Rob your ga16 of all the power you want. If you like big gaudy white wheels more power to you... and less power to your car...


----------



## nacho_nissan (Jun 12, 2003)

i think those rims fatboy want look heavy!they look in the low 20's. I want to get some 16" RACING HART CP-035 in black,or the CP-035R chromed. I have a tan car,what would go better? the black 1s are like 14 pounds...good weight for 16's!


----------



## fatboypup (Oct 3, 2003)

well if weight is such a big deal i better go on a diet cause me weighing 290lbs is really gonna fuck up my times heheh


----------



## Cali SE-R (Jun 13, 2003)

This is my car with 17s from wheelmax.com, fatboypup, you can check it out at cardomain.com, link is my signature!


----------



## NismoSERTurbo (Mar 19, 2003)

I have 17's also with full suspension mods, and my car still rides beautifully. Everyone that rides in mine can't believe it is lowered. You will feel a few more bumps than with stock, but not all that many.


----------



## Gump (Jan 30, 2003)

HAIL TO THE 17'S !!!!! We are in the leeeeeeeed!


----------



## 2SR20DE (May 17, 2003)

I wouldn't put 17's on my car just because they are inherently heavy. Also it gets more expensive to shaw when you have to replace the tires... not as bad as my 275's (200$ a tire!) on my old mustang but more expensive than a 14 or 15" wheel. If it's for looks cool, but I think performance wise you'd be much better off with a good set of 15" wheels... IMPO (in my perfect opinion ) But wheelmax is the best deal in town... if that's what your looking for.
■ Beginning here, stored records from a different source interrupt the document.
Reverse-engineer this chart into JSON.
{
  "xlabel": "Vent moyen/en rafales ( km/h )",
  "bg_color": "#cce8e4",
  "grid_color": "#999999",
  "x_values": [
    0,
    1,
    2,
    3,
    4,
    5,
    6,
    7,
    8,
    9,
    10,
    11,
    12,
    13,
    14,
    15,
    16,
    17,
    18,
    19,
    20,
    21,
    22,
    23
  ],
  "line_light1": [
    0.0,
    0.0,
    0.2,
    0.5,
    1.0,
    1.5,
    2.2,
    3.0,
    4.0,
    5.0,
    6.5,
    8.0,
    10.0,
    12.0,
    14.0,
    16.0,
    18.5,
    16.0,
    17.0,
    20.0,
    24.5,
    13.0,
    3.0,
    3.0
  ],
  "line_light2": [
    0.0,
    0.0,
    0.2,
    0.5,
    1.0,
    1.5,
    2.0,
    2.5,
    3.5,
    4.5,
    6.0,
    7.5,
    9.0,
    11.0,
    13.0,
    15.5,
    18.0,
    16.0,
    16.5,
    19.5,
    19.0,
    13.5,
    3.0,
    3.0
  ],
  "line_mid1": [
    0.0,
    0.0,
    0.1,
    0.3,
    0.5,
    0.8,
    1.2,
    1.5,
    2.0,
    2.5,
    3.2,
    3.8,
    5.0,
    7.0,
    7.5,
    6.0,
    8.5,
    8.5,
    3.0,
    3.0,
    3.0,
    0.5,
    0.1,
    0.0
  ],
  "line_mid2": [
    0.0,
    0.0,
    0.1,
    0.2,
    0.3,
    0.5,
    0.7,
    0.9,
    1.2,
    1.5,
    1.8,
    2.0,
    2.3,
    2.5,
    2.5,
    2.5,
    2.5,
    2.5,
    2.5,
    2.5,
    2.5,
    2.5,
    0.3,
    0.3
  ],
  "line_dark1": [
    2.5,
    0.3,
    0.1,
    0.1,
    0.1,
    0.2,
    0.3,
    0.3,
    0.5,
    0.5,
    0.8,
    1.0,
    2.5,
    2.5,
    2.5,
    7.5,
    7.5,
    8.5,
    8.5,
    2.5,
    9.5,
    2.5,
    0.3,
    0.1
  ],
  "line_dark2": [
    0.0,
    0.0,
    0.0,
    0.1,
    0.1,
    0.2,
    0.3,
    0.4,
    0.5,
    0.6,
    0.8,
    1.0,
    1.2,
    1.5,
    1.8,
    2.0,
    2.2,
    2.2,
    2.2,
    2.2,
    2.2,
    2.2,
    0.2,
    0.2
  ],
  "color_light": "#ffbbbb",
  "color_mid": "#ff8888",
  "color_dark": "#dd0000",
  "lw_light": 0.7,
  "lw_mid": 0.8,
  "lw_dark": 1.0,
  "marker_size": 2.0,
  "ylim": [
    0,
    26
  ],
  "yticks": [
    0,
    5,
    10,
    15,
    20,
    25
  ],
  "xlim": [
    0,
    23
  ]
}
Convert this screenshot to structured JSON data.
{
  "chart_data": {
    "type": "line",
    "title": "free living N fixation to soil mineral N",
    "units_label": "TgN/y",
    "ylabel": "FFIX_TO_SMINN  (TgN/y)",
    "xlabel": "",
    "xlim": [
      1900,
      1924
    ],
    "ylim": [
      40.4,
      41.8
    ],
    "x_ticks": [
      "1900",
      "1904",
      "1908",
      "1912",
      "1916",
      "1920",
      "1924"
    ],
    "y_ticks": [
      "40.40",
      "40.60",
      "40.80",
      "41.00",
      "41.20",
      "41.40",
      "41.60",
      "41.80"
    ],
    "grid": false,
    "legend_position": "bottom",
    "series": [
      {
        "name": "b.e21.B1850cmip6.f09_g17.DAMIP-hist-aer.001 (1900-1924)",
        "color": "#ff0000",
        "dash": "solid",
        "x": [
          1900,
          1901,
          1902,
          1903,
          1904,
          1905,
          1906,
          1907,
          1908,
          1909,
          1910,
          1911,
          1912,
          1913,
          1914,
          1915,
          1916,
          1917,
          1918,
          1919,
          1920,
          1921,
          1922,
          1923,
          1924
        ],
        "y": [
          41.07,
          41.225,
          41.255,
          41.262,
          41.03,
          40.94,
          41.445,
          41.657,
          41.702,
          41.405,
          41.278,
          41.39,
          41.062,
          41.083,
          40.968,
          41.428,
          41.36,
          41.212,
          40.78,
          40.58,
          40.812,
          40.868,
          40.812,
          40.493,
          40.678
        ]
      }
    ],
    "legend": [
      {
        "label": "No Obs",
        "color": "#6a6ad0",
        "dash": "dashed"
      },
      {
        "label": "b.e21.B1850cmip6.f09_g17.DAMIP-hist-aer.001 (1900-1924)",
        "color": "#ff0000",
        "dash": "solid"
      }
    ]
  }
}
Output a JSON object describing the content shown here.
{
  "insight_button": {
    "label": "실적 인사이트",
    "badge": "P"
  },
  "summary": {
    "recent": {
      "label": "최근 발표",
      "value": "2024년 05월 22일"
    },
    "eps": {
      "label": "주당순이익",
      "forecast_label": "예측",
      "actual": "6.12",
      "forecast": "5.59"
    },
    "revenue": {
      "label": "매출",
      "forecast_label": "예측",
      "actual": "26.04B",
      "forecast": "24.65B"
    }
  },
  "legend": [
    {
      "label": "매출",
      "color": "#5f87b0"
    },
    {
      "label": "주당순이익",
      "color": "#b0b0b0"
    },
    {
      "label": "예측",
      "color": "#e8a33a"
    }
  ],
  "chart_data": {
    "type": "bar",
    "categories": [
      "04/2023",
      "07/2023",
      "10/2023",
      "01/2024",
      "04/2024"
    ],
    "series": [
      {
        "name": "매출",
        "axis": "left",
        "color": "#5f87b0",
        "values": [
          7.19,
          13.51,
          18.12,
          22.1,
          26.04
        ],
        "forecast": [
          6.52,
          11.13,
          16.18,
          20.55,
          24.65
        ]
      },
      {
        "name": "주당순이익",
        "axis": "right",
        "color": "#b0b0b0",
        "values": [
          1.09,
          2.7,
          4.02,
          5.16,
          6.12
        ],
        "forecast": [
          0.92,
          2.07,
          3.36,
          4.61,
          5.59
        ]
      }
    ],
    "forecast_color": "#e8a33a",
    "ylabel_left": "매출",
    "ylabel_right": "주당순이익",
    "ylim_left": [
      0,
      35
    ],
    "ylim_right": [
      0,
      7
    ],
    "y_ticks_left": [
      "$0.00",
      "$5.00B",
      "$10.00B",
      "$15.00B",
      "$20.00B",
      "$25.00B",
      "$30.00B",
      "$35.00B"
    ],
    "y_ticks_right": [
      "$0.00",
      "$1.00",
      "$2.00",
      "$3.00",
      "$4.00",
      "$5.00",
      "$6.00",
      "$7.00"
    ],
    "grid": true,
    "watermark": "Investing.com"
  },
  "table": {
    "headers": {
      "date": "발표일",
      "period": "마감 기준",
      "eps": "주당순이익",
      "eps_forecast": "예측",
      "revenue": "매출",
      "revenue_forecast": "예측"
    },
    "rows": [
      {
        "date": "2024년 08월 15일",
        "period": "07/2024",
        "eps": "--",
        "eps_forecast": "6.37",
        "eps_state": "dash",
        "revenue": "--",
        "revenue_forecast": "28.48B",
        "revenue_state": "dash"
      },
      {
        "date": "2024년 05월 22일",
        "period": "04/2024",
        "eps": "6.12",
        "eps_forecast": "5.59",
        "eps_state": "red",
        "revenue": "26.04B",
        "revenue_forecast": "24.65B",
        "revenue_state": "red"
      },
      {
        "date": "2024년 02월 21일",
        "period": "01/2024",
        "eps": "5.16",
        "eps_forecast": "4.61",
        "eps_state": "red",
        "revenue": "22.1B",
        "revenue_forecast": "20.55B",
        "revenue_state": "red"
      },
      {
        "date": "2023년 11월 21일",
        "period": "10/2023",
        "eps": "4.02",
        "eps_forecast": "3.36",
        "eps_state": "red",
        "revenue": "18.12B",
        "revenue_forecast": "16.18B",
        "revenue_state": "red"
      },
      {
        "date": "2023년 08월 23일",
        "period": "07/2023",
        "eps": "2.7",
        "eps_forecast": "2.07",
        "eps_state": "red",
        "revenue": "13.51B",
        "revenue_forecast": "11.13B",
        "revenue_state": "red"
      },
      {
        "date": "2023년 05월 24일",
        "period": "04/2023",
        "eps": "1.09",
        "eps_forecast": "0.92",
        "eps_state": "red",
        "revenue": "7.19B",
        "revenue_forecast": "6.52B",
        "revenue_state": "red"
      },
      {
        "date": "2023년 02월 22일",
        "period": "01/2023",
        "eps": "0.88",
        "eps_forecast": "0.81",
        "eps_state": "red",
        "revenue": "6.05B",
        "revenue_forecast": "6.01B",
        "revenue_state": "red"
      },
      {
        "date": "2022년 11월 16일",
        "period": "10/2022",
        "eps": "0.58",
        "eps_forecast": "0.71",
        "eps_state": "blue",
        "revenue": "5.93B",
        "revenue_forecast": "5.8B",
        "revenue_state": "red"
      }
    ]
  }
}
Also... your brakes are going to look even smaller


----------



## Masa (Oct 24, 2003)

OZMAN said:


> I have a set of konig imagines with the black opal and polished lip on 205/40/ZR17's everywhere i go people compliment me the car looks like a baby R32


Those are nice rims. I also have the Konig Imagines (205/40/17s) on my Sentra. Except, they are the silver with polished lip version. My B13 is lowered with ground control coilovers and KYB AGX struts. When I compare the ride of my car to my friends civic, they are about the same in comfort. I like them and my girlfriend likes them.....and that's all that matters. :thumbup:


----------